La carta de conformidad debe ser presentada por los municipios de cada una de las ciudades involucradas en la cadena productiva y es uno de los requisitos previos para la liberación de las licencias ambientales suspendidas por la Secretaría de Medio Ambiente y Desarrollo Sostenible de Minas Gerais (Semad). Los municipios de Catas Altas, Matipó, Ouro Preto y Mariana ya habían presentado el documento, quedando solo pendiente el de Santa Bárbara.
La alcaldía difundió un comunicado en su página oficial afirmando que la decisión se basó en un informe de más de 100 páginas y que la evaluación se realizó durante cuatro meses, teniendo en cuenta "análisis técnicos de estudios presentados por Samarco, incluyendo estudios de depuración del río, en escenarios con y sin captación de agua".
En un comunicado, Samarco informó que la decisión del municipio se conoció hoy (3). "Actualmente, la empresa está analizando la decisión y las medidas que se adoptarán a partir de ahora", añade el texto.
Histórico
El impasse en torno al certificado de cumplimiento de Santa Bárbara se ha prolongado durante más de seis meses. Para emitir el documento, el municipio exigió a la empresa minera que presentara estudios ambientales sobre los cambios en el caudal y el curso del río Conceição, donde se encuentra la captación de agua. Según el ayuntamiento, la reanudación de las actividades podría causar impactos ambientales que requieren medidas de mitigación. Una de las posibilidades consideradas por las partes como medida de mitigación fue un proyecto centrado en el tratamiento de aguas residuales.
Sin embargo, en febrero, Samarco presentó una demanda ante el Tribunal de Justicia de Minas Gerais (TJMG) y obtuvo una medida cautelar. dando al ayuntamiento un plazo para emitir el documento.La empresa minera alegó que la tragedia de noviembre de 2015 no causó ningún impacto en las estructuras de Santa Bárbara. Por lo tanto, no habría motivo para que el municipio se negara a emitir un nuevo certificado de cumplimiento similar al vigente desde 2009, que solo se suspendió debido al colapso de la presa de Fundão.
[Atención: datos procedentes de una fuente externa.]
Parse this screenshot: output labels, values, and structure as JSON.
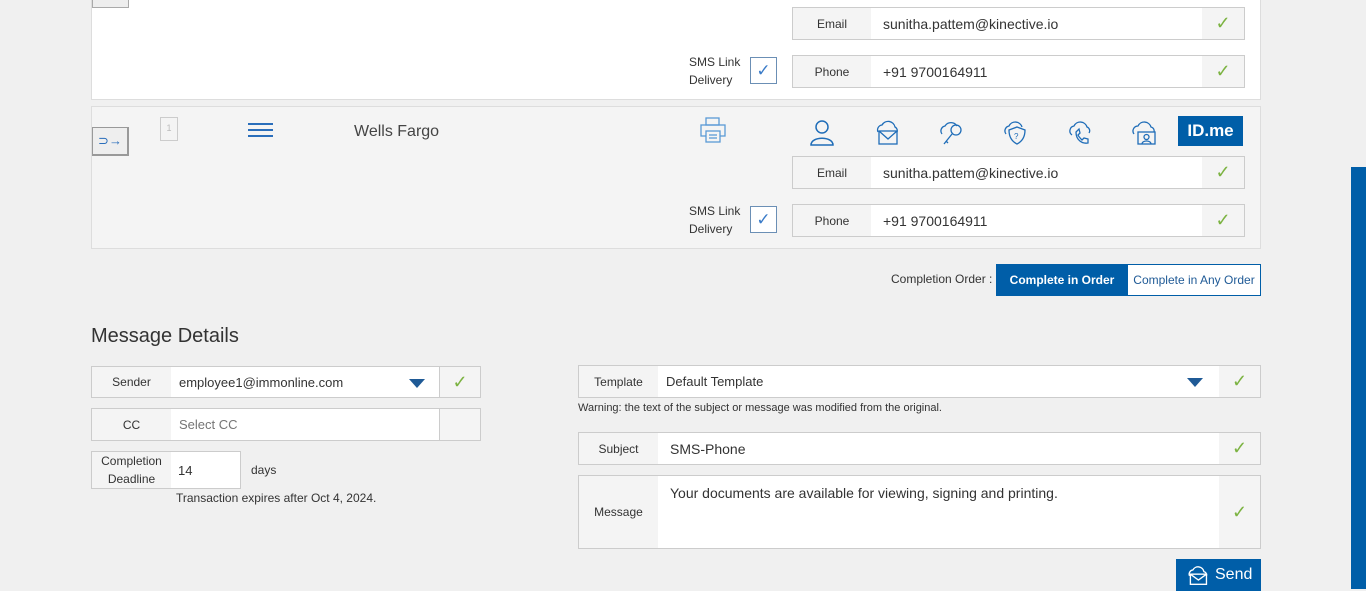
{
  "recipients": [
    {
      "email_label": "Email",
      "email": "sunitha.pattem@kinective.io",
      "phone_label": "Phone",
      "phone": "+91 9700164911",
      "sms_label_1": "SMS Link",
      "sms_label_2": "Delivery"
    },
    {
      "name": "Wells Fargo",
      "doc_count": "1",
      "email_label": "Email",
      "email": "sunitha.pattem@kinective.io",
      "phone_label": "Phone",
      "phone": "+91 9700164911",
      "sms_label_1": "SMS Link",
      "sms_label_2": "Delivery",
      "idme_label": "ID.me"
    }
  ],
  "completion_order": {
    "label": "Completion Order :",
    "options": [
      "Complete in Order",
      "Complete in Any Order"
    ],
    "selected": "Complete in Order"
  },
  "message_details": {
    "title": "Message Details",
    "sender_label": "Sender",
    "sender_value": "employee1@immonline.com",
    "cc_label": "CC",
    "cc_placeholder": "Select CC",
    "deadline_label_1": "Completion",
    "deadline_label_2": "Deadline",
    "deadline_value": "14",
    "deadline_unit": "days",
    "expires_text": "Transaction expires after Oct 4, 2024.",
    "template_label": "Template",
    "template_value": "Default Template",
    "warning": "Warning: the text of the subject or message was modified from the original.",
    "subject_label": "Subject",
    "subject_value": "SMS-Phone",
    "message_label": "Message",
    "message_value": "Your documents are available for viewing, signing and printing.",
    "send_label": "Send"
  },
  "colors": {
    "accent": "#005ea8",
    "check": "#7cb342"
  }
}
Para convencer al juez Raimundo Messias Dias, la defensa de la minera también argumentó que la evaluación de impacto ambiental es responsabilidad del gobierno estatal, y que el municipio solo es responsable de evaluar el cumplimiento de su legislación sobre uso y ocupación del suelo. El juez dio a Santa Bárbara diez días para emitir un dictamen sobre la conformidad de las estructuras.
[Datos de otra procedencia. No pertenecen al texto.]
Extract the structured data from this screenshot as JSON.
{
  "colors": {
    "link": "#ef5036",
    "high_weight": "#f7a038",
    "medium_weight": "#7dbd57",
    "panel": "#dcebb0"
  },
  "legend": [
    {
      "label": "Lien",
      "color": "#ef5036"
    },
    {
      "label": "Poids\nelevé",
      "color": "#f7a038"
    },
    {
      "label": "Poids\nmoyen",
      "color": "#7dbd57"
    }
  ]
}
Sin embargo, El Supremo Tribunal Federal (STF) suspendió la decisión.“Es cierto que emitir una declaración de conformidad sin el debido análisis y conclusión sobre los impactos y consecuencias que el proyecto del solicitante puede causar expone inmediatamente a toda la comunidad del municipio solicitante a una situación de riesgo”, afirma una resolución firmada por la ministra Cármen Lúcia.
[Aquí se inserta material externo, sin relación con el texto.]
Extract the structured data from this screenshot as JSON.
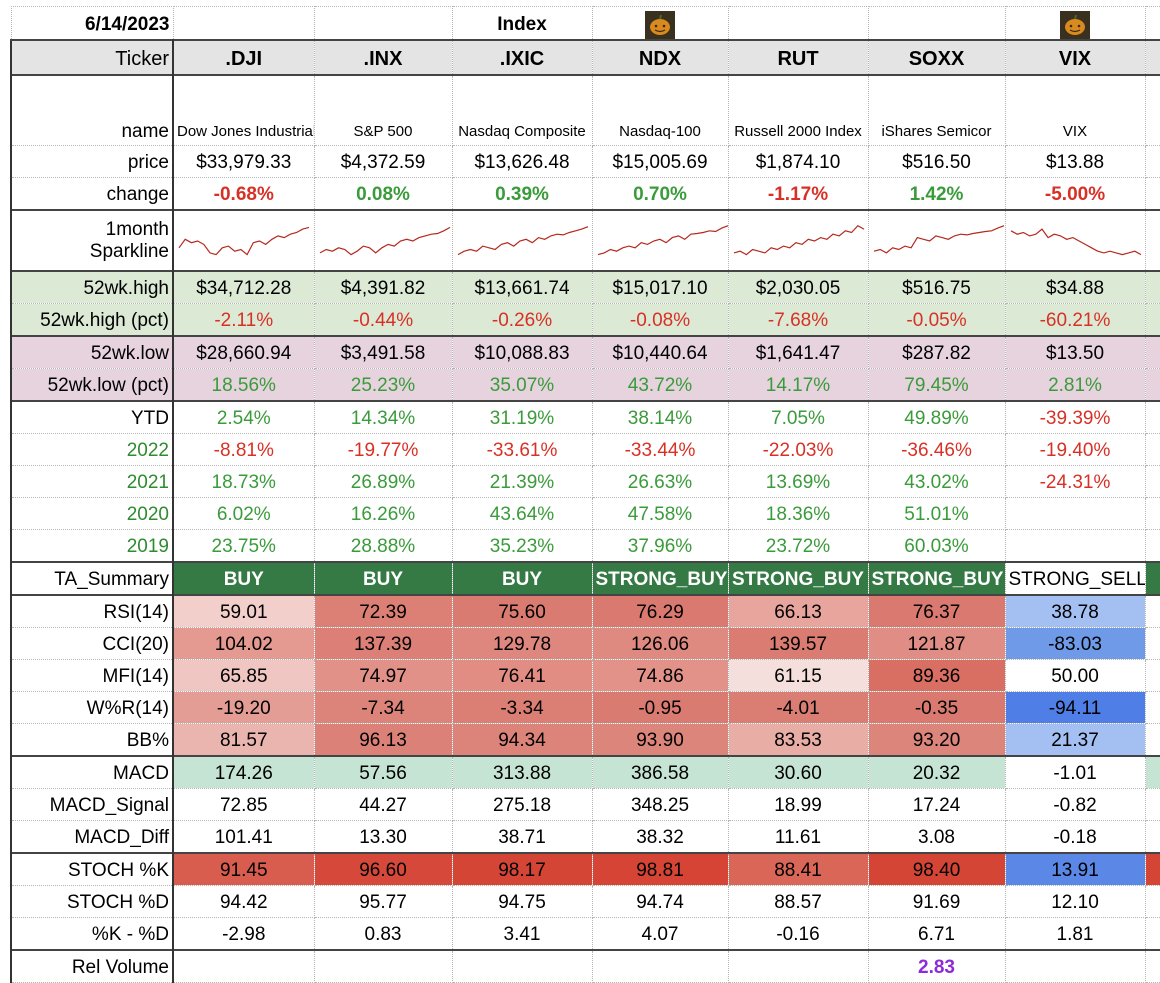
{
  "date": "6/14/2023",
  "index_label": "Index",
  "icon": "pumpkin-avatar-icon",
  "label_header": "Ticker",
  "tickers": [
    {
      "symbol": ".DJI",
      "name": "Dow Jones Industrial Average",
      "price": "$33,979.33",
      "change": "-0.68%",
      "hi": "$34,712.28",
      "hi_pct": "-2.11%",
      "lo": "$28,660.94",
      "lo_pct": "18.56%",
      "ytd": "2.54%",
      "y2022": "-8.81%",
      "y2021": "18.73%",
      "y2020": "6.02%",
      "y2019": "23.75%",
      "ta": "BUY",
      "rsi": "59.01",
      "cci": "104.02",
      "mfi": "65.85",
      "wr": "-19.20",
      "bb": "81.57",
      "macd": "174.26",
      "macd_sig": "72.85",
      "macd_diff": "101.41",
      "stk": "91.45",
      "std": "94.42",
      "kd": "-2.98",
      "rel": "",
      "spark": [
        0.3,
        0.55,
        0.45,
        0.5,
        0.4,
        0.15,
        0.1,
        0.3,
        0.35,
        0.2,
        0.25,
        0.1,
        0.45,
        0.5,
        0.4,
        0.55,
        0.65,
        0.6,
        0.7,
        0.75,
        0.85,
        0.9
      ]
    },
    {
      "symbol": ".INX",
      "name": "S&P 500",
      "price": "$4,372.59",
      "change": "0.08%",
      "hi": "$4,391.82",
      "hi_pct": "-0.44%",
      "lo": "$3,491.58",
      "lo_pct": "25.23%",
      "ytd": "14.34%",
      "y2022": "-19.77%",
      "y2021": "26.89%",
      "y2020": "16.26%",
      "y2019": "28.88%",
      "ta": "BUY",
      "rsi": "72.39",
      "cci": "137.39",
      "mfi": "74.97",
      "wr": "-7.34",
      "bb": "96.13",
      "macd": "57.56",
      "macd_sig": "44.27",
      "macd_diff": "13.30",
      "stk": "96.60",
      "std": "95.77",
      "kd": "0.83",
      "rel": "",
      "spark": [
        0.15,
        0.25,
        0.2,
        0.3,
        0.25,
        0.1,
        0.2,
        0.35,
        0.3,
        0.15,
        0.3,
        0.4,
        0.35,
        0.5,
        0.55,
        0.5,
        0.6,
        0.65,
        0.7,
        0.72,
        0.8,
        0.9
      ]
    },
    {
      "symbol": ".IXIC",
      "name": "Nasdaq Composite",
      "price": "$13,626.48",
      "change": "0.39%",
      "hi": "$13,661.74",
      "hi_pct": "-0.26%",
      "lo": "$10,088.83",
      "lo_pct": "35.07%",
      "ytd": "31.19%",
      "y2022": "-33.61%",
      "y2021": "21.39%",
      "y2020": "43.64%",
      "y2019": "35.23%",
      "ta": "BUY",
      "rsi": "75.60",
      "cci": "129.78",
      "mfi": "76.41",
      "wr": "-3.34",
      "bb": "94.34",
      "macd": "313.88",
      "macd_sig": "275.18",
      "macd_diff": "38.71",
      "stk": "98.17",
      "std": "94.75",
      "kd": "3.41",
      "rel": "",
      "spark": [
        0.1,
        0.2,
        0.25,
        0.2,
        0.35,
        0.3,
        0.25,
        0.4,
        0.45,
        0.35,
        0.5,
        0.55,
        0.45,
        0.6,
        0.55,
        0.65,
        0.7,
        0.68,
        0.75,
        0.8,
        0.85,
        0.92
      ]
    },
    {
      "symbol": "NDX",
      "name": "Nasdaq-100",
      "price": "$15,005.69",
      "change": "0.70%",
      "hi": "$15,017.10",
      "hi_pct": "-0.08%",
      "lo": "$10,440.64",
      "lo_pct": "43.72%",
      "ytd": "38.14%",
      "y2022": "-33.44%",
      "y2021": "26.63%",
      "y2020": "47.58%",
      "y2019": "37.96%",
      "ta": "STRONG_BUY",
      "rsi": "76.29",
      "cci": "126.06",
      "mfi": "74.86",
      "wr": "-0.95",
      "bb": "93.90",
      "macd": "386.58",
      "macd_sig": "348.25",
      "macd_diff": "38.32",
      "stk": "98.81",
      "std": "94.74",
      "kd": "4.07",
      "rel": "",
      "spark": [
        0.1,
        0.15,
        0.25,
        0.2,
        0.3,
        0.35,
        0.3,
        0.45,
        0.4,
        0.5,
        0.55,
        0.45,
        0.6,
        0.65,
        0.55,
        0.7,
        0.72,
        0.75,
        0.8,
        0.78,
        0.88,
        0.95
      ]
    },
    {
      "symbol": "RUT",
      "name": "Russell 2000 Index",
      "price": "$1,874.10",
      "change": "-1.17%",
      "hi": "$2,030.05",
      "hi_pct": "-7.68%",
      "lo": "$1,641.47",
      "lo_pct": "14.17%",
      "ytd": "7.05%",
      "y2022": "-22.03%",
      "y2021": "13.69%",
      "y2020": "18.36%",
      "y2019": "23.72%",
      "ta": "STRONG_BUY",
      "rsi": "66.13",
      "cci": "139.57",
      "mfi": "61.15",
      "wr": "-4.01",
      "bb": "83.53",
      "macd": "30.60",
      "macd_sig": "18.99",
      "macd_diff": "11.61",
      "stk": "88.41",
      "std": "88.57",
      "kd": "-0.16",
      "rel": "",
      "spark": [
        0.15,
        0.2,
        0.1,
        0.25,
        0.2,
        0.15,
        0.3,
        0.25,
        0.35,
        0.3,
        0.45,
        0.4,
        0.55,
        0.5,
        0.6,
        0.55,
        0.7,
        0.65,
        0.8,
        0.75,
        0.95,
        0.85
      ]
    },
    {
      "symbol": "SOXX",
      "name": "iShares Semicor",
      "price": "$516.50",
      "change": "1.42%",
      "hi": "$516.75",
      "hi_pct": "-0.05%",
      "lo": "$287.82",
      "lo_pct": "79.45%",
      "ytd": "49.89%",
      "y2022": "-36.46%",
      "y2021": "43.02%",
      "y2020": "51.01%",
      "y2019": "60.03%",
      "ta": "STRONG_BUY",
      "rsi": "76.37",
      "cci": "121.87",
      "mfi": "89.36",
      "wr": "-0.35",
      "bb": "93.20",
      "macd": "20.32",
      "macd_sig": "17.24",
      "macd_diff": "3.08",
      "stk": "98.40",
      "std": "91.69",
      "kd": "6.71",
      "rel": "2.83",
      "spark": [
        0.2,
        0.25,
        0.15,
        0.3,
        0.25,
        0.35,
        0.3,
        0.6,
        0.55,
        0.5,
        0.65,
        0.6,
        0.55,
        0.65,
        0.7,
        0.68,
        0.72,
        0.75,
        0.78,
        0.8,
        0.88,
        0.95
      ]
    },
    {
      "symbol": "VIX",
      "name": "VIX",
      "price": "$13.88",
      "change": "-5.00%",
      "hi": "$34.88",
      "hi_pct": "-60.21%",
      "lo": "$13.50",
      "lo_pct": "2.81%",
      "ytd": "-39.39%",
      "y2022": "-19.40%",
      "y2021": "-24.31%",
      "y2020": "",
      "y2019": "",
      "ta": "STRONG_SELL",
      "rsi": "38.78",
      "cci": "-83.03",
      "mfi": "50.00",
      "wr": "-94.11",
      "bb": "21.37",
      "macd": "-1.01",
      "macd_sig": "-0.82",
      "macd_diff": "-0.18",
      "stk": "13.91",
      "std": "12.10",
      "kd": "1.81",
      "rel": "",
      "spark": [
        0.8,
        0.7,
        0.75,
        0.65,
        0.7,
        0.85,
        0.6,
        0.7,
        0.65,
        0.55,
        0.6,
        0.5,
        0.4,
        0.3,
        0.2,
        0.15,
        0.2,
        0.15,
        0.1,
        0.15,
        0.2,
        0.1
      ]
    }
  ],
  "labels": {
    "name": "name",
    "price": "price",
    "change": "change",
    "spark1": "1month",
    "spark2": "Sparkline",
    "hi": "52wk.high",
    "hi_pct": "52wk.high (pct)",
    "lo": "52wk.low",
    "lo_pct": "52wk.low (pct)",
    "ytd": "YTD",
    "y2022": "2022",
    "y2021": "2021",
    "y2020": "2020",
    "y2019": "2019",
    "ta": "TA_Summary",
    "rsi": "RSI(14)",
    "cci": "CCI(20)",
    "mfi": "MFI(14)",
    "wr": "W%R(14)",
    "bb": "BB%",
    "macd": "MACD",
    "macd_sig": "MACD_Signal",
    "macd_diff": "MACD_Diff",
    "stk": "STOCH %K",
    "std": "STOCH %D",
    "kd": "%K - %D",
    "rel": "Rel Volume"
  },
  "colors": {
    "rsi": [
      "#f2cfcb",
      "#dc8076",
      "#da7b71",
      "#da796f",
      "#e8a59d",
      "#da796f",
      "#a4bff2"
    ],
    "cci": [
      "#e49a91",
      "#dc7f76",
      "#de877e",
      "#df8a81",
      "#da7c72",
      "#e08e85",
      "#6f9ae8"
    ],
    "mfi": [
      "#efc6c1",
      "#e29189",
      "#e18d84",
      "#e29288",
      "#f5dfdc",
      "#d96e63",
      "#ffffff"
    ],
    "wr": [
      "#e39d94",
      "#dd847a",
      "#db7e74",
      "#da7b71",
      "#da7d73",
      "#d9796f",
      "#4f7fe6"
    ],
    "bb": [
      "#eab5ae",
      "#dc8177",
      "#dc847a",
      "#dc857b",
      "#e8ada5",
      "#dc857b",
      "#a4bff2"
    ],
    "stk": [
      "#d95d4f",
      "#d6493a",
      "#d54536",
      "#d54434",
      "#d96657",
      "#d54536",
      "#5b88e6"
    ]
  }
}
El impasse con la alcaldía de Santa Bárbara ha retrasado el proceso de reanudación de las operaciones de la minera. A finales del año pasado, Samarco informó que esperaba reiniciar sus actividades en el segundo semestre de este año. Debido a los contratiempos, la minera se ha vuelto más cautelosa y ahora no ha fijado una fecha para el regreso. Dada la falta de un pronóstico, Otro período comenzó el mes pasado el despido, con la suspensión de los contratos de trabajo de aproximadamente 800 trabajadores.
Incluso antes del anuncio de la alcaldía de Santa Bárbara, alcaldes de municipios que dependen directamente de la generación económica de Samarco... Se quejaron por la demora en la emisión de la carta de conformidad.El descontento fue expresado por los intendentes de Mariana (MG), Duarte Júnior, y Anchieta (ES), Fabricio Petri (PMDB). Ambos lamentaron el comportamiento del ayuntamiento de Santa Bárbara durante una audiencia pública realizada por la Asamblea Legislativa de Minas Gerais (ALMG).